If my 2018 blogging self had known that I'd take an unplanned 6 year hiatus from this blog, I'd have time-traveled to warn myself about a bleak future.
So what's happened since then?
I am still around, and in my tenth year as an independent engineering consultant. Many of those years since kept me pretty busy. When you add that I lost at least half a dozen family members, including my father, all the train wreck that was Covid, trying to raise two teenage boys, being pretty involved with my local fishkeeping club, and also the project that I'm about to talk about, somehow blogging was one of those things I wanted to work on, but just ended up not making the cut in my priorities.
During during the early days of the Covid pandemic, I had a lull in consulting work, and I also started playing a fair amount of computer poker in my off time. I played online, and also bought some old used xbox poker games off ebay. I'm not a gambler, and mostly don't play poker for money, except with local friends occasionally. I have just been a fan of the game for a long time, as a card game.
I got the idea to start a "Pandemic project" with my down time. All of the poker software I've ever played has always left me feeling like it could be so much better, and when my ego flairs up I think "I could write something better". A lot of the poker games were pretty limited, and a majority of them only support a single type of poker - the most popular form if it, Texas Hold 'em. Texas Hold 'em is a fantastic poker game, but there are so many other ones out there that are a lot of fun too. Even minor tweaks to game rules can have a pretty big impact on the game dynamics. So I decided I would build a better poker game. I also decided after a lot of internal debate that I wanted to make a go of making it something that could have potential as a revenue stream. Being my own boss is part of why I do consulting (by no stretch the main reason), and building and selling your own product is the epitome of being your own boss. Additionally, while I have worked on many neat and exciting projects for client over the years, nothing is quite as fun as working on exactly what you want to do.

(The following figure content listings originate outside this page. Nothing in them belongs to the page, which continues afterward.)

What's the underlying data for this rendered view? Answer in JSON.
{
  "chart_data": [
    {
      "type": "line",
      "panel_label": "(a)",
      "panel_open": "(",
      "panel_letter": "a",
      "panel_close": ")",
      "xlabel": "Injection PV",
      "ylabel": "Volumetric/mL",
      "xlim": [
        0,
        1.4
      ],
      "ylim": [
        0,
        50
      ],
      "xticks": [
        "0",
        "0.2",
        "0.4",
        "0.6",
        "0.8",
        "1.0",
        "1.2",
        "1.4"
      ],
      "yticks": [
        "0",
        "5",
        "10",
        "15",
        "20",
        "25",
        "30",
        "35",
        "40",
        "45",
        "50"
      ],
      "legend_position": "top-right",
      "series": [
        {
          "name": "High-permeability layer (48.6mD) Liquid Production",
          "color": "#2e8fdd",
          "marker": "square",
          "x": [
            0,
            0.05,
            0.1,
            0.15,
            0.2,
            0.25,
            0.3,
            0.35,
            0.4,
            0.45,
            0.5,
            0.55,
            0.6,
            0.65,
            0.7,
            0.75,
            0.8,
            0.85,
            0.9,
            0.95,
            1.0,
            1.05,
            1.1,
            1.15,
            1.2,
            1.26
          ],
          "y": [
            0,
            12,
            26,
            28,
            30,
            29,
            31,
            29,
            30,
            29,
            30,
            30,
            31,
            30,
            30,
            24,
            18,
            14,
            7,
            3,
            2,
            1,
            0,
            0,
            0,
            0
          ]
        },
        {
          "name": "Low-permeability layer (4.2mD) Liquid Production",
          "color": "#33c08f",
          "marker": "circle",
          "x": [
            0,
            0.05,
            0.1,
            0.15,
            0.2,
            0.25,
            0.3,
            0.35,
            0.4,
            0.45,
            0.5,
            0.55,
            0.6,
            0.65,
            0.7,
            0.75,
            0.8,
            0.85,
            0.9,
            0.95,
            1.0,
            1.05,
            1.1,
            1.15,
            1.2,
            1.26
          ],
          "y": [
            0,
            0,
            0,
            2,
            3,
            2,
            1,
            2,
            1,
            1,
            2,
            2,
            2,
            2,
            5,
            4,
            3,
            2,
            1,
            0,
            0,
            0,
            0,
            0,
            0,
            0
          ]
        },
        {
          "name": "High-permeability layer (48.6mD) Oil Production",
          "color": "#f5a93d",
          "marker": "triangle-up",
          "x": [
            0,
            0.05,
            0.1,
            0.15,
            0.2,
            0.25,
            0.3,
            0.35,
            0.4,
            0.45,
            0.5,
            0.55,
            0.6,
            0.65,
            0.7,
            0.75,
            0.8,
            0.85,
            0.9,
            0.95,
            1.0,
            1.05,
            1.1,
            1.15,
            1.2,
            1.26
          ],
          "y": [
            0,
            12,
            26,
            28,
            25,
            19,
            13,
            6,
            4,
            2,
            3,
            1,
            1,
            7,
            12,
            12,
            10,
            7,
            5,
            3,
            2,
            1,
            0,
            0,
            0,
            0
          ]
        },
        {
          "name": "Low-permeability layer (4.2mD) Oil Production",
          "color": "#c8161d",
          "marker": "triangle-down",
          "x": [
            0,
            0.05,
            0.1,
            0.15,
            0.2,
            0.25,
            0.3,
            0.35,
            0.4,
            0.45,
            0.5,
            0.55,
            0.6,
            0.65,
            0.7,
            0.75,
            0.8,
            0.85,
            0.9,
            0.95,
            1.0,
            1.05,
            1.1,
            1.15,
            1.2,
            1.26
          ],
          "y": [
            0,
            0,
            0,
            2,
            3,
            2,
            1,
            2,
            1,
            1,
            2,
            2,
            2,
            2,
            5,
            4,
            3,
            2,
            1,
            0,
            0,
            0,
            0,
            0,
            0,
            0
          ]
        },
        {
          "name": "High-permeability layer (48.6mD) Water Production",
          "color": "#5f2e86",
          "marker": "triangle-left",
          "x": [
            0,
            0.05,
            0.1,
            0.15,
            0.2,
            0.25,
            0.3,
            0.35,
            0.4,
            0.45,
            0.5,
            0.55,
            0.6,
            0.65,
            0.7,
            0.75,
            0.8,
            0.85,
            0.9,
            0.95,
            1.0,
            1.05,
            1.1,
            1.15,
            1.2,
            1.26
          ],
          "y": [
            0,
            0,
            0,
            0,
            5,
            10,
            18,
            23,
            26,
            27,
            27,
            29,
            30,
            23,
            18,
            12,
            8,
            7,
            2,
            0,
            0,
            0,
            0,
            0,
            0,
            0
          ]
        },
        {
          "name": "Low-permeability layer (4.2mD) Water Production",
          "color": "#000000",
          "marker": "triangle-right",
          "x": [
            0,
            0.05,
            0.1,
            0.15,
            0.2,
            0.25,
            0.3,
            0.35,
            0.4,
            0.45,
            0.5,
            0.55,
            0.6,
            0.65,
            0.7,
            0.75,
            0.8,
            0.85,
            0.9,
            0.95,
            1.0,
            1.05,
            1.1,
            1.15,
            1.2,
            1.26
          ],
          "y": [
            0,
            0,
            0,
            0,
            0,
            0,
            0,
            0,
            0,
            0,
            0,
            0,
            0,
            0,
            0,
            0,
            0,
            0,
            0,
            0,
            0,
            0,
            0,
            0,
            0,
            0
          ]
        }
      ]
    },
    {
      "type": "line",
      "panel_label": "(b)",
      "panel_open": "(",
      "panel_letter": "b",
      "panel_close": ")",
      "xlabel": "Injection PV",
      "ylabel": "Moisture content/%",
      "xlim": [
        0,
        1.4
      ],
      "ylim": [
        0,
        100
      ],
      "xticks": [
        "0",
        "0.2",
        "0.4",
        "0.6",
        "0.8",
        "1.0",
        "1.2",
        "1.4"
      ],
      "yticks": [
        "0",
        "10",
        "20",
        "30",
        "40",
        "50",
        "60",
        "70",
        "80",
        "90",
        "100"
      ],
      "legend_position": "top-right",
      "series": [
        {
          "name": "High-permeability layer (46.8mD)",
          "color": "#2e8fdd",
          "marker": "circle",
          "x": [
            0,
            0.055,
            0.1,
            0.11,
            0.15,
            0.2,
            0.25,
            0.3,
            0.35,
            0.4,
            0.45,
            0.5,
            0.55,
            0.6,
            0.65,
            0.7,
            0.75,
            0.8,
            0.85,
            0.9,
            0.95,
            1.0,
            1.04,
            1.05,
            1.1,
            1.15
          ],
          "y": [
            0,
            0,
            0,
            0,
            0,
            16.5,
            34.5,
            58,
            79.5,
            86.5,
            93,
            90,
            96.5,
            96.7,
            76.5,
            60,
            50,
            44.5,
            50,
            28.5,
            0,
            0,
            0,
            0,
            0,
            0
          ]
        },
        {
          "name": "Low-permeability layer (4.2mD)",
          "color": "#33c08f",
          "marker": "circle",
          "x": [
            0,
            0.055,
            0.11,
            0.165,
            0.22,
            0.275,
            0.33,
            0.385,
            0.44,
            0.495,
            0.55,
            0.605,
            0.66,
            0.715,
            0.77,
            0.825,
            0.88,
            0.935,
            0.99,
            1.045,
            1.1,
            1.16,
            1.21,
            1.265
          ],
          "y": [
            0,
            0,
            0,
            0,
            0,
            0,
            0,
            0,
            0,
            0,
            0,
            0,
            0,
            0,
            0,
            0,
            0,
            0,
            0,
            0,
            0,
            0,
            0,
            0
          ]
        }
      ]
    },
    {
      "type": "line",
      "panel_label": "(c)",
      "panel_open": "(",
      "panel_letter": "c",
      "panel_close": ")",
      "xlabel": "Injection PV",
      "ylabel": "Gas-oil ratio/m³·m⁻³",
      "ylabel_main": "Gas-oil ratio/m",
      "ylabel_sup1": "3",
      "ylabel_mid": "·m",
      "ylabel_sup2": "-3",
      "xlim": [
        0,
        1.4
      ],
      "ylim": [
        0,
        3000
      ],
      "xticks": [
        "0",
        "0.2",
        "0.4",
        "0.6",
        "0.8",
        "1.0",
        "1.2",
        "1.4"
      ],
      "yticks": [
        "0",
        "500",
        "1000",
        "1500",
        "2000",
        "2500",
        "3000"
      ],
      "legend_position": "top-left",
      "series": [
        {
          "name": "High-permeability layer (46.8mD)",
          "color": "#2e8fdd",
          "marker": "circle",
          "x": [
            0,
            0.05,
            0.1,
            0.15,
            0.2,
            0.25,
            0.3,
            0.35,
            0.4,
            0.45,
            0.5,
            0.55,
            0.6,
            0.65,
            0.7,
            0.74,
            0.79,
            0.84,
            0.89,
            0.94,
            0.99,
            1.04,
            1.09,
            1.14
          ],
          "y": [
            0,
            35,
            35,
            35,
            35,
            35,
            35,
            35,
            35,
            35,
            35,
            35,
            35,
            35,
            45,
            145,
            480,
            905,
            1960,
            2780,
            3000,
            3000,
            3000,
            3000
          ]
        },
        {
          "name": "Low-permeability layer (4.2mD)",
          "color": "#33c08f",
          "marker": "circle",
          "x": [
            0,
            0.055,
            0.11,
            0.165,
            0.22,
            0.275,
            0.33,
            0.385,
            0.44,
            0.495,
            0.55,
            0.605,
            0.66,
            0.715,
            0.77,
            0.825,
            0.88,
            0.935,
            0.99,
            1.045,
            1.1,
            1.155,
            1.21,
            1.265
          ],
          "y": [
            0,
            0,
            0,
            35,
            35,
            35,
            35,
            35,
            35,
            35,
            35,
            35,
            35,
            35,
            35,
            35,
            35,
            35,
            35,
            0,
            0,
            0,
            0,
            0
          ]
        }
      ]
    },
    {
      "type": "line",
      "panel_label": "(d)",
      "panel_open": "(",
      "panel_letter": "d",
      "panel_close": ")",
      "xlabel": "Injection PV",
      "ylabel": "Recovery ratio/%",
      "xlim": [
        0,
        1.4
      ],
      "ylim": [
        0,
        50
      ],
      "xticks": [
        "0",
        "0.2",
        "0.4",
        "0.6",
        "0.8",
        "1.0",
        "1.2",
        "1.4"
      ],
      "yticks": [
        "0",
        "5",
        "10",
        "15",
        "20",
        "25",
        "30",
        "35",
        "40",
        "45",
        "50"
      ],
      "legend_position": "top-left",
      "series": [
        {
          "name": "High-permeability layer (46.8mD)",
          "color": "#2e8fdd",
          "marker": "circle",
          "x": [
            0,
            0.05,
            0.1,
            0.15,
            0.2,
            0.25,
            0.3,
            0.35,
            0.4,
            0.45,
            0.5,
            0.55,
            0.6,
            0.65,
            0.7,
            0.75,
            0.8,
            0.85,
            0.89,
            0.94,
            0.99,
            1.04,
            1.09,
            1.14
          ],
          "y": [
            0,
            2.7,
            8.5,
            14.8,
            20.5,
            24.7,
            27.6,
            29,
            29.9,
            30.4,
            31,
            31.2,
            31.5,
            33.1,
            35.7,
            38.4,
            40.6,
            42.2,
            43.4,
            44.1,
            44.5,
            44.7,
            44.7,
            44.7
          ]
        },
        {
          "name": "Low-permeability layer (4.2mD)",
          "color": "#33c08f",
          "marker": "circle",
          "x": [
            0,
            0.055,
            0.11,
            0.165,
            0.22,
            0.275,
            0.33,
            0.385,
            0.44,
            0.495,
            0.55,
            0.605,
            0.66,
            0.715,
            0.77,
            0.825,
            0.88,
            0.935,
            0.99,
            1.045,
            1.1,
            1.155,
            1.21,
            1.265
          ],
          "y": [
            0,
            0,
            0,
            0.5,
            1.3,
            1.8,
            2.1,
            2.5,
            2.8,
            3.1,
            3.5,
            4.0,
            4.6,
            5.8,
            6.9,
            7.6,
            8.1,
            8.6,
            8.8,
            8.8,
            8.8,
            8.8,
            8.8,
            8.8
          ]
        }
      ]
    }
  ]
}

So around April of 2020 I started working on a poker engine. At first it was only an "engine", as in it focused on the "Business logic" and rules of playing poker, without really making a game itself. Work picked back up pretty quickly, so I focused on working on my poker code on nights and weekends when I wasn't spending family time or taking care of my fish. Working on a product as a side job in free time does give you a lot of freedom to not worry so much about deadlines or development costs, but in part it was therapeutic for me to dream up a feature and three days later have it functional. That's not to say it was done informally, I still used a lot of "professional" software development processes. I have a bug-tracker, unit tests, continuous integration, and for the larger features, I even wrote design documents.
4 years of feature creep later, I have something I'm very proud of, a full-blown single and multiplayer poker desktop application. I have put it up on a website, and I'm currently running a closed beta in that it's limited mostly to people I know personally. It's roughly around 300,000 lines of code, I could see it getting to 400,000 lines before I run out of polish and features to add. It's by far the largest personal project I've undertaken, so there is a lot of "me" in it. Almost all of it, including the server-side stuff and website, are written in C#. I think in just about any other tech stack, I would not have gotten to this point yet.
My hopes are to resurrect this blog to semi-regular posting, or at the very least, blog a few times a year, and to make some posts that go into more detail about the architecture and process and little interesting tidbits about this project that's had a significant part of my focus for the past 4 years.